Richard Feynman – one of the most iconic physicists of the 20th century – was born exactly 100 years ago today on 11 May 1918. Like the late Stephen Hawking, he was one of the few physicists to have entered the wider public consciousness, gaining celebrity status through his pioneering lectures, his best-selling books, his much talked-about private life and, of course, his unique way of doing physics. Unlike Hawking, though, Feynman went on to win a Nobel Prize for Physics, sharing the 1965 award with Julian Schwinger and Shin’ichirō Tomonaga. He also helped to build the atomic bomb.

Feynman’s enduring fame is one reason why various events are being held around the world today to celebrate the centenary of his birth. Much of the focus will be at the California Institute of Technology, where Feynman worked for almost four decades until his death in 1988. It is hosting a two-day meeting featuring a star-studded line up of guests who include Feynman’s sister Joan and his adopted daughter Michelle.
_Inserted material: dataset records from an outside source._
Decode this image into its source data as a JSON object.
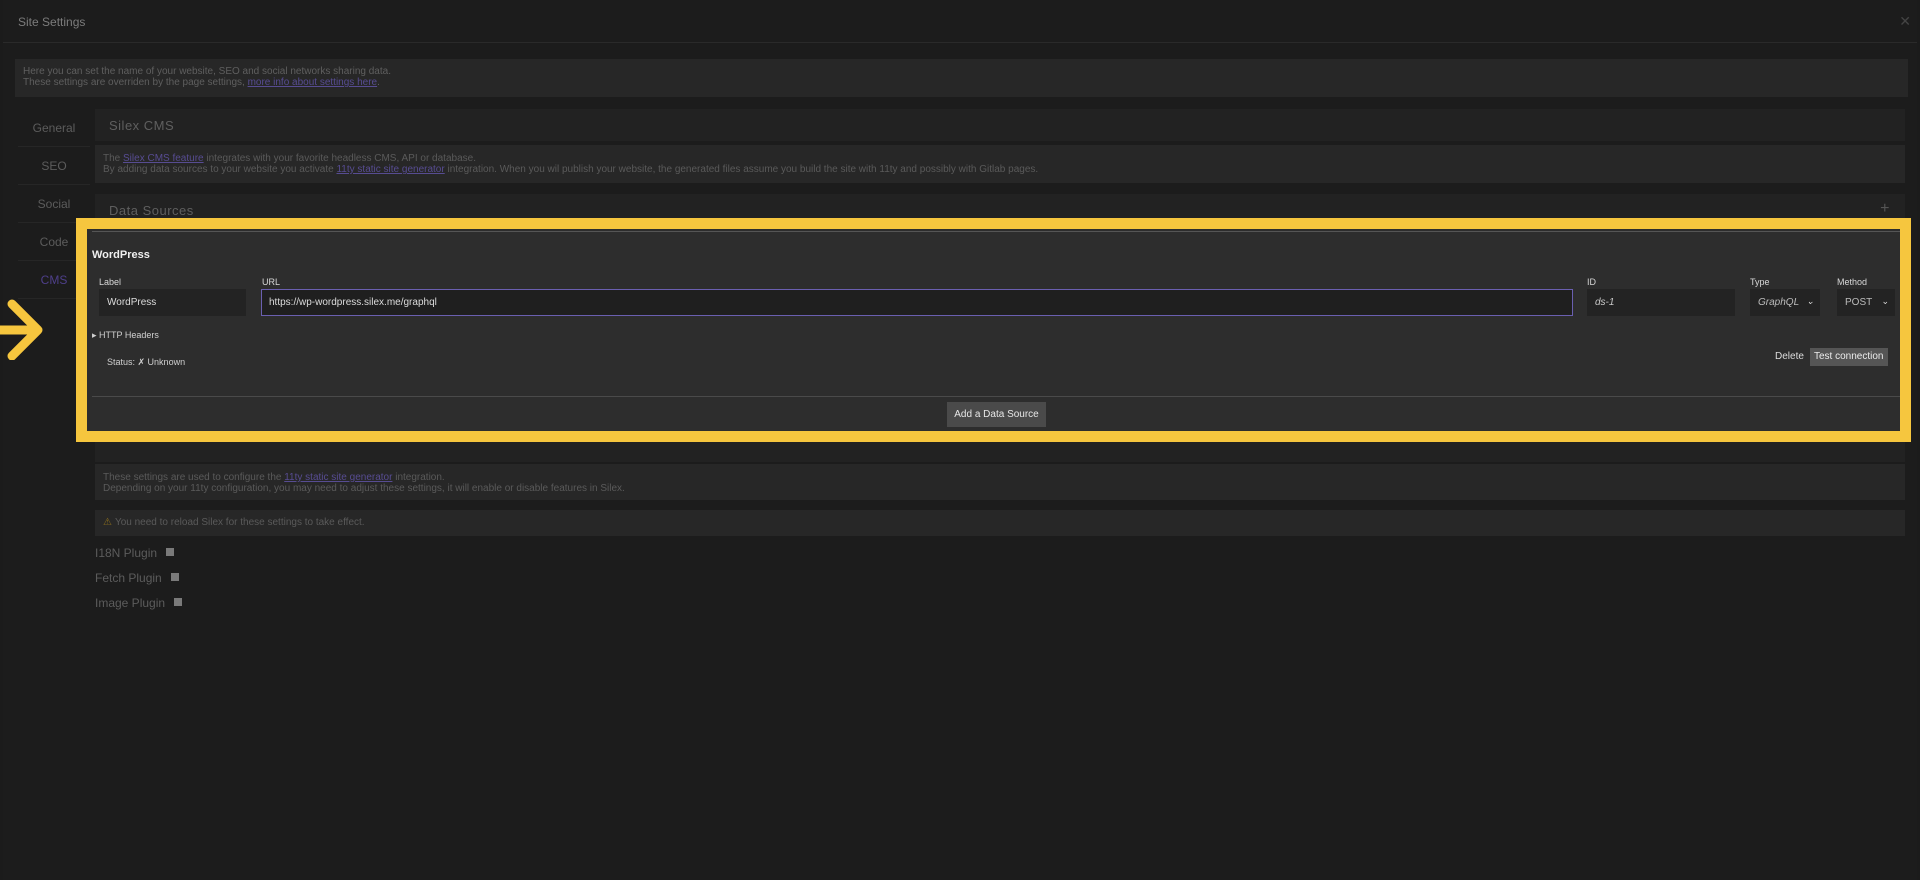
{
  "modal": {
    "title": "Site Settings",
    "close": "✕"
  },
  "intro": {
    "line1": "Here you can set the name of your website, SEO and social networks sharing data.",
    "line2_prefix": "These settings are overriden by the page settings,",
    "line2_link": "more info about settings here",
    "line2_suffix": "."
  },
  "tabs": [
    {
      "label": "General"
    },
    {
      "label": "SEO"
    },
    {
      "label": "Social"
    },
    {
      "label": "Code"
    },
    {
      "label": "CMS",
      "active": true
    }
  ],
  "cms_section": {
    "title": "Silex CMS",
    "info": {
      "l1_prefix": "The",
      "l1_link": "Silex CMS feature",
      "l1_suffix": "integrates with your favorite headless CMS, API or database.",
      "l2_prefix": "By adding data sources to your website you activate",
      "l2_link": "11ty static site generator",
      "l2_suffix": "integration. When you wil publish your website, the generated files assume you build the site with 11ty and possibly with Gitlab pages."
    }
  },
  "data_sources": {
    "title": "Data Sources",
    "add_icon": "+",
    "source": {
      "title": "WordPress",
      "label_caption": "Label",
      "label_value": "WordPress",
      "url_caption": "URL",
      "url_value": "https://wp-wordpress.silex.me/graphql",
      "id_caption": "ID",
      "id_value": "ds-1",
      "type_caption": "Type",
      "type_value": "GraphQL",
      "method_caption": "Method",
      "method_value": "POST",
      "headers_toggle": "▸ HTTP Headers",
      "status": "Status: ✗ Unknown",
      "delete_label": "Delete",
      "test_label": "Test connection"
    },
    "add_button": "Add a Data Source"
  },
  "eleventy": {
    "info_l1_prefix": "These settings are used to configure the",
    "info_l1_link": "11ty static site generator",
    "info_l1_suffix": "integration.",
    "info_l2": "Depending on your 11ty configuration, you may need to adjust these settings, it will enable or disable features in Silex.",
    "warning": "You need to reload Silex for these settings to take effect.",
    "plugins": [
      {
        "label": "I18N Plugin"
      },
      {
        "label": "Fetch Plugin"
      },
      {
        "label": "Image Plugin"
      }
    ]
  },
  "colors": {
    "highlight": "#f6c63e",
    "accent": "#574c92",
    "background": "#1c1c1c"
  }
}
Also present at the “Feynman 100” celebration and symposium will be other top scientists like Freeman Dyson, David Gross, Lisa Randall, Sara Seager, Leonard Susskind and Kip Thorne who will “survey the current frontiers of knowledge and share their vision of where science is heading”.

Over on the other side of the world, meanwhile, Feynman’s long-time friend, biographer and sidekick Ralph Leighton is hosting an event in the remote Russian region of Tuva, which lies near the border with China. Feynman had a long fascination with this region, which emerged from Tuva having issued its own postage stamps in the 1920s. Feynman spent many years with Leighton trying to visit Tuva – his attempts blocked first by Soviet red tape and later by Feynman’s involvement in the Challenger space-shuttle disaster. Feynman died of cancer before his dream was fulfilled, though the pair’s attempts to visit are documented in Leighton’s 1991 book Tuva or Bust!: Richard Feynman’s Last Journey. Leighton is today planning to host a party at the “Centre of Asia” monument in Kyzyl, before carving a Feynman diagram into a Tuvan rockface.

Elsewhere, a UK-based production company Simian Stories is launching a crowd-funding campaign to raise the production budget for a new short film about Feynman. It will be “a non-linear montage” of key moments in the  relationship between Feynman and his first wife Arline, who tragically died of tubercolosis in 1945 aged just 26. Feynman was devastated by her death and the following year wrote a love letter to her that he instructed should remain unopened until after his death. The letter expresses his continuing love and longing for her – and Simian Stories has been awarded the rights to use it in the film. There’s more information about the film online here.

Finally, BBC Radio 4 has a new episode of its “Great Lives” series, in which the British businessman Tej Lalvani who runs the UK vitamin maker Vitabiotics and stars on the Dragon’s Den show – discusses the life and times of Feynman with presenter Matthew Parris and theoretical physicist David Berman from Queen Mary University of London.